2.13. Aligning Text Strings

In [24]:
text = 'Hello World'
print(text.ljust(20))
print(text.rjust(20))
print(text.center(20))

Hello World         
         Hello World
    Hello World     


In [25]:
print(text.ljust(20, '='))
print(text.rjust(20, '='))
print(text.center(20, '='))

====Hello World=====


In [26]:
print(format(text, '>20'))
print(format(text, '<20'))
print(format(text, '^20'))

         Hello World
Hello World         
    Hello World     


In [29]:
print('{:>10s} {:>10s}'.format('Hello', 'World'))

     Hello      World


2.14. Combining and Concatenating Stringsm

In [33]:
parts = ['Is', 'Chicago', 'Not', 'Chicago?']
print(' '.join(parts))
print(', '.join(parts))
print(''.join(parts))

Is Chicago Not Chicago?
Is, Chicago, Not, Chicago?
IsChicagoNotChicago?


In [34]:
a = 'Is Chicago'
b = 'Not Chicago'
print('{} {}'.format(a, b))

Is Chicago Not Chicago


In [36]:
print(':'.join([a, b]))
print(a, b, sep=':')

Is Chicago:Not Chicago
Is Chicago:Not Chicago


2.15. Interpolating Variables in Strings

In [37]:
def sample(): 
    yield 'Is'
    yield 'Chicago'
    yield 'Not'
    yield 'Chicago?'

print(''.join(sample()))

IsChicagoNotChicago?


2.15. Interpolating Variables in Strings

In [39]:
s = '{name} has {n} messages.'
print(s.format(name='Guido', n='37'))

Guido has 37 messages.


In [41]:
name = 'Guido'
n = 37
print(s.format_map(vars()))

Guido has 37 messages.


In [42]:
class Info:
    def __init__(self, name, n):
        self.name = name
        self.n = n

a = Info('Guido', 44)
print(s.format_map(vars(a)))

Guido has 44 messages.


In [44]:
class safesub(dict):
    def __missing__(self, key):
        return '{' + key + '}'

s = '{name} has {m} messages.'  
s.format_map(safesub(vars()))

'Guido has {m} messages.'

In [45]:
import sys
def sub(text):
    return text.format_map(safesub(sys._getframe(1).f_locals))

In [46]:
name = 'David'
n = 55
print(sub('Hello {name}'))
print(sub('You have {n} messages.'))
print(sub('Your favorite coor is {color}'))

Hello David
You have 55 messages.
Your favorite coor is {color}


2.16. Reformatting Text to a Fixed Number of Columns

In [51]:
s = "Look into my eyes, look into my eyes, the eyes, the eyes, \
the eyes, not around the eyes, don't look around the eyes, \
look into my eyes, you're under."
import textwrap
print(textwrap.fill(s, 70))

Look into my eyes, look into my eyes, the eyes, the eyes, the eyes,
not around the eyes, don't look around the eyes, look into my eyes,
you're under.


In [52]:
print(textwrap.fill(s, 40))

Look into my eyes, look into my eyes,
the eyes, the eyes, the eyes, not around
the eyes, don't look around the eyes,
look into my eyes, you're under.


In [54]:
print(textwrap.fill(s, 40, initial_indent='    '))

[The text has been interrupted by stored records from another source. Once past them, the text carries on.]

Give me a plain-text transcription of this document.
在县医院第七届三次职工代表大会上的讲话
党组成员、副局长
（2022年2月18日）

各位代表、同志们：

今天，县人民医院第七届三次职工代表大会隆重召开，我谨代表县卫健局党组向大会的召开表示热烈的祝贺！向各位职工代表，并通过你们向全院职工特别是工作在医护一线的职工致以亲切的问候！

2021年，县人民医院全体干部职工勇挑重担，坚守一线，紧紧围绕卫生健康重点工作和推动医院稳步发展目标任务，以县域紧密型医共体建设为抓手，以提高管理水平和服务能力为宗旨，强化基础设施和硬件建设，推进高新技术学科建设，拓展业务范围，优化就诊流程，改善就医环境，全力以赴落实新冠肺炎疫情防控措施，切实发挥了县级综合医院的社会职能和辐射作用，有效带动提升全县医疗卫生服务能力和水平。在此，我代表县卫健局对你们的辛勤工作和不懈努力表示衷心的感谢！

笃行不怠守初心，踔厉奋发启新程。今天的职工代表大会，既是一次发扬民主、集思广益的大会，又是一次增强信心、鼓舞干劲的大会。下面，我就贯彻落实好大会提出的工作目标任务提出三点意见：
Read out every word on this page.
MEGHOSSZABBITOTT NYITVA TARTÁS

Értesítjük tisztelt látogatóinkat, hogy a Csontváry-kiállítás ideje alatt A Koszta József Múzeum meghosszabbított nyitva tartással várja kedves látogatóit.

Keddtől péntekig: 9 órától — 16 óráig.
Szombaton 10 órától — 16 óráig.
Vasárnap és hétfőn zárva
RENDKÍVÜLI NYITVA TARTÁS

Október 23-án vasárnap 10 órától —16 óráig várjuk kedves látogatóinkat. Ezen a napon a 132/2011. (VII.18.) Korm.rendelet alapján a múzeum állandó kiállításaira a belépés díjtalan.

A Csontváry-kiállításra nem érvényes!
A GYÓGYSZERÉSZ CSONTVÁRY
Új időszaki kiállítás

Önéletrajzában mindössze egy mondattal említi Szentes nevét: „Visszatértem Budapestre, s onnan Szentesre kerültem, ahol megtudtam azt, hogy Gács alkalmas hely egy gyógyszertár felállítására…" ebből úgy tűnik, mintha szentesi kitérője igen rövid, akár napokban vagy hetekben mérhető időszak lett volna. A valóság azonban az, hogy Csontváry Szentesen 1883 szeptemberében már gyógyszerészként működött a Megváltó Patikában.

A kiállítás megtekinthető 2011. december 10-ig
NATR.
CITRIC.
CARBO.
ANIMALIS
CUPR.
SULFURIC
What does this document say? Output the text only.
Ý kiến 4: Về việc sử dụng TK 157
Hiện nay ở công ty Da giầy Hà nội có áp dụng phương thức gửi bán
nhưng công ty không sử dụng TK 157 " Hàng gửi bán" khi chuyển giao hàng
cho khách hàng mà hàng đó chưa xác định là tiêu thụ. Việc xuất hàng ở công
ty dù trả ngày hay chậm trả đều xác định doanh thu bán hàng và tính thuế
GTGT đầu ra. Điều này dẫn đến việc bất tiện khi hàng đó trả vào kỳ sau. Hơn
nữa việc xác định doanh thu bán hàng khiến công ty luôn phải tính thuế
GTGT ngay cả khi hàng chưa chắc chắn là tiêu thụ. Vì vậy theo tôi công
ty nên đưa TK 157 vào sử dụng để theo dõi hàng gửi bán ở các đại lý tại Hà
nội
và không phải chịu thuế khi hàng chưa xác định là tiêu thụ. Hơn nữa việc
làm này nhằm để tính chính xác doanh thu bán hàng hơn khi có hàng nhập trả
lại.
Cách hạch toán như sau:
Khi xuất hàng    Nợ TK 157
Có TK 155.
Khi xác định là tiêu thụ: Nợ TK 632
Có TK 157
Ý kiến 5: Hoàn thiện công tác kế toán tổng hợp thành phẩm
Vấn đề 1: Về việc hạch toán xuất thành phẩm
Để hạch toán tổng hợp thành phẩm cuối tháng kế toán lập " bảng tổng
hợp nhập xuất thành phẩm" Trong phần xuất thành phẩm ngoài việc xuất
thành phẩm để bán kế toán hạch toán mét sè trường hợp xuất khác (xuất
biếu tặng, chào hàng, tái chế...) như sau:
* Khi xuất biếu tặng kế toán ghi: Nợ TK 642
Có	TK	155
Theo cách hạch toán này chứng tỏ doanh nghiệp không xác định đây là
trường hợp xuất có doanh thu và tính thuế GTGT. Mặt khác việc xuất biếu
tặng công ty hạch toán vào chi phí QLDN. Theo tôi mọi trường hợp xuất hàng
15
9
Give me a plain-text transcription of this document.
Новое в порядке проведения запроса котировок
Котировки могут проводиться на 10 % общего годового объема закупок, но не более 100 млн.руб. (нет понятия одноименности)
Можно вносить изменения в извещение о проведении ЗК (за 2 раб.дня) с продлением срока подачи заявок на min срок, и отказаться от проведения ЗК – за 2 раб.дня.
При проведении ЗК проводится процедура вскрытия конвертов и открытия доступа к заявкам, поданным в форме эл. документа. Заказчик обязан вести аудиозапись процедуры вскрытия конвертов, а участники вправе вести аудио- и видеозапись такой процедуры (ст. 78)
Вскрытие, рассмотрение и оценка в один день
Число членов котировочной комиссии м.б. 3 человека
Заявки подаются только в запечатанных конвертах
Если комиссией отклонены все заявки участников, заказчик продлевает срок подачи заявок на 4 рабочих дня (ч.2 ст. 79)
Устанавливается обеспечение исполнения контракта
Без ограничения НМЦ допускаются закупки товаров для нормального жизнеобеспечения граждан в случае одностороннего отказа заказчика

    Look into my eyes, look into my
eyes, the eyes, the eyes, the eyes, not
around the eyes, don't look around the
eyes, look into my eyes, you're under.


In [55]:
print(textwrap.fill(s, 40, subsequent_indent='    '))

Look into my eyes, look into my eyes,
    the eyes, the eyes, the eyes, not
    around the eyes, don't look around
    the eyes, look into my eyes, you're
    under.


2.17. Handling HTML and XML Entities in Text

In [56]:
import html
s = 'Elements are written as "<tag>text</tag>".'
print(html.escape(s, quote=False))

Elements are written as "&lt;tag&gt;text&lt;/tag&gt;".


2.18. Tokenizing Text

In [88]:
text = 'foo = 23 + 42 * 10'
tokens = [('NAME', 'foo'), ('EQ','='), ('NUM', '23'), ('PLUS','+'),
          ('NUM', '42'), ('TIMES', '*'), ('NUM', 10)]
import re
NAME = r'(?P<NAME>[a-zA-Z_][a-zA-Z_0-9]*)'
NUM = r'(?P<NUM>\d+)'
PLUS = r'(?P<PLUS>\+)'
TIMES = r'(?P<TIMES>\*)'
EQ = r'(?P<EQ>=)'
WS = r'(?P<WS>\s+)'

master_pat = re.compile('|'.join([NAME, NUM, PLUS, TIMES, EQ, WS]))
scanner = master_pat.scanner('foo = 42')
scanner.match()

<_sre.SRE_Match object; span=(0, 3), match='foo'>

In [89]:
_.lastgroup, _.group()

('NAME', 'foo')

In [90]:
scanner.match()

<_sre.SRE_Match object; span=(3, 4), match=' '>

In [91]:
_.lastgroup, _.group()

('WS', ' ')

In [92]:
from collections import namedtuple
Token = namedtuple('Token', ['type', 'value'])
def generate_tokens(pat, text):
    scanner = pat.scanner(text)
    for m in iter(scanner.match, None):
        yield Token(m.lastgroup, m.group())
    
for tok in generate_tokens(master_pat, 'foo = 42'):
    print(tok)

Token(type='NAME', value='foo')
Token(type='WS', value=' ')
Token(type='EQ', value='=')
Token(type='WS', value=' ')
Token(type='NUM', value='42')


In [93]:
tokens = (tok for tok in generate_tokens(master_pat, text) if tok.type != 'WS')
for tok in tokens:
    print(tok)

Token(type='NAME', value='foo')
Token(type='EQ', value='=')
Token(type='NUM', value='23')
Token(type='PLUS', value='+')
Token(type='NUM', value='42')
Token(type='TIMES', value='*')
Token(type='NUM', value='10')


2.19. Writing a Simple Recursive Descent Parser

2.20. Performing Text Operations on Byte Strings

In [94]:
data = b'Hello World'
print(data[0:5])
print(data.startswith(b'Hello'))

b'Hello'
True


In [95]:
s = b'Hello World'
print(s)
print(s.decode('ascii'))

b'Hello World'
Hello World